I have also been reading Limits to Growth, by Donella Meadows etal, and Beyond Growth, by Herman E. Daly. I have a growing interest in the question of global sustainability, taking it to a more generalized level to tackle such questions as: Why can’t the entire world have a higher standard of living than it does today? What’s holding us back? I firmly believe we can manage ourselves to substantially improve the quality of life for all humans and improve the global environment, hence my growing interest in economics and it’s intersection with physics, as the analysis to prove the case will require a big systems physics-like approach.
8. Is there a particular place or thing you want to see?
I want to spend more time in Africa, and visit for the first time India and Antarctica.
9. If you could give $10,000 to a charity, what would that charity be and why?
Some charity to help innocent civilians who have survived the ravages of war.
10. If you weren’t on the professional services career track, what would you be doing?
Probably dabbling in science and economics
11. What is the path that led you to Professional Services/Consulting?
It is a long path. I started out as a physicist getting a PhD from MIT, worked at Bell Laboratories in basic research, eventually went into applied research at AT&T, and then into technical management.
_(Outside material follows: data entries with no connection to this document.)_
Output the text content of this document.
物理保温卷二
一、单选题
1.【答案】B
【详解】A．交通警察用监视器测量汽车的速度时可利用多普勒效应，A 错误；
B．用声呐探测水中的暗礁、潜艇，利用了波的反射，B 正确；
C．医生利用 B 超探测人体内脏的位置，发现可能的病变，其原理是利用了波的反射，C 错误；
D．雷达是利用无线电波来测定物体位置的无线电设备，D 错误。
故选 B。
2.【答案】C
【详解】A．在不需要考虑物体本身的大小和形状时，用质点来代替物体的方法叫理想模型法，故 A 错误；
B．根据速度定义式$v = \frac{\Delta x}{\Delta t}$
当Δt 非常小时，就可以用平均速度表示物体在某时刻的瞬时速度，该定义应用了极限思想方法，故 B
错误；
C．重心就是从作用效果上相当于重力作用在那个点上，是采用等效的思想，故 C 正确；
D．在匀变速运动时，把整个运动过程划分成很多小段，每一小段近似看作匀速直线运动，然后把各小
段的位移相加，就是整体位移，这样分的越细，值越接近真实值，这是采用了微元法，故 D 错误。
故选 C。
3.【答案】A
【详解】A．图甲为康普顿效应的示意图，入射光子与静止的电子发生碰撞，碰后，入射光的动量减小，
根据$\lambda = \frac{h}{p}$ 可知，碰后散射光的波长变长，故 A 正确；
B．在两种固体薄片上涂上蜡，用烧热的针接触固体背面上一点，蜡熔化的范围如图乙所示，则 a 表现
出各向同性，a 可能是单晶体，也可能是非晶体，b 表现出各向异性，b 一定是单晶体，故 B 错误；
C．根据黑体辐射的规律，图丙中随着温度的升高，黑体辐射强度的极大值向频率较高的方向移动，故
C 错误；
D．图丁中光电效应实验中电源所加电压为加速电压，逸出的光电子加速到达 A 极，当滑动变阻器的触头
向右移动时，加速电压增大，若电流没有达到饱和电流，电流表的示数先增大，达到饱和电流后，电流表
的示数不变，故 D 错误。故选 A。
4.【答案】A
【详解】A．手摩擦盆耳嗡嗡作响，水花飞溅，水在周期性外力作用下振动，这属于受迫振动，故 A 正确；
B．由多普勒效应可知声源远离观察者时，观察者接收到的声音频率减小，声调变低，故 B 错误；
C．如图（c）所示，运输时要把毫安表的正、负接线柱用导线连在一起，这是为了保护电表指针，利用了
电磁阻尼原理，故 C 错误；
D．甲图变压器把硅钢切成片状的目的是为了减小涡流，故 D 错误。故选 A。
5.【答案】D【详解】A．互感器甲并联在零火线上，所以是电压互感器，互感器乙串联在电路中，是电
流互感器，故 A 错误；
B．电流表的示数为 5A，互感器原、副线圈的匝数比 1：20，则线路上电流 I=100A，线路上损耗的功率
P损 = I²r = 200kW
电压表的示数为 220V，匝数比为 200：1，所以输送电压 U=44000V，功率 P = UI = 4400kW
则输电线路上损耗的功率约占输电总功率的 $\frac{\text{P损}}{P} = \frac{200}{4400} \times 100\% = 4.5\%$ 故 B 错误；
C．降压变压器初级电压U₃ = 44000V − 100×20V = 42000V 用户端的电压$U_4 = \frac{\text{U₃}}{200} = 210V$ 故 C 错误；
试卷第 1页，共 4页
I found systems engineering coupled with a life-long interest in software to be very rewarding, I was involved in large development projects such as Globalstar. I eventually found myself in the latter stage of my career in SW / professional services consulting, some 25 years after my PhD.
12. What advice would you give to a recent graduate who just took a job in professional services?
Make sure you have a passion for what you are doing, for you will be on a road that will test your inner fortitude. Make sure you don’t get bogged down in the weeds and leaves, getting so busy with details that you miss the trees and the forest, as it is very easy for this to happen. A good Professional Services person needs to have a strategic perspective and deep knowledge of the area they are working in, without that your vision and eventually your opportunities will be limited.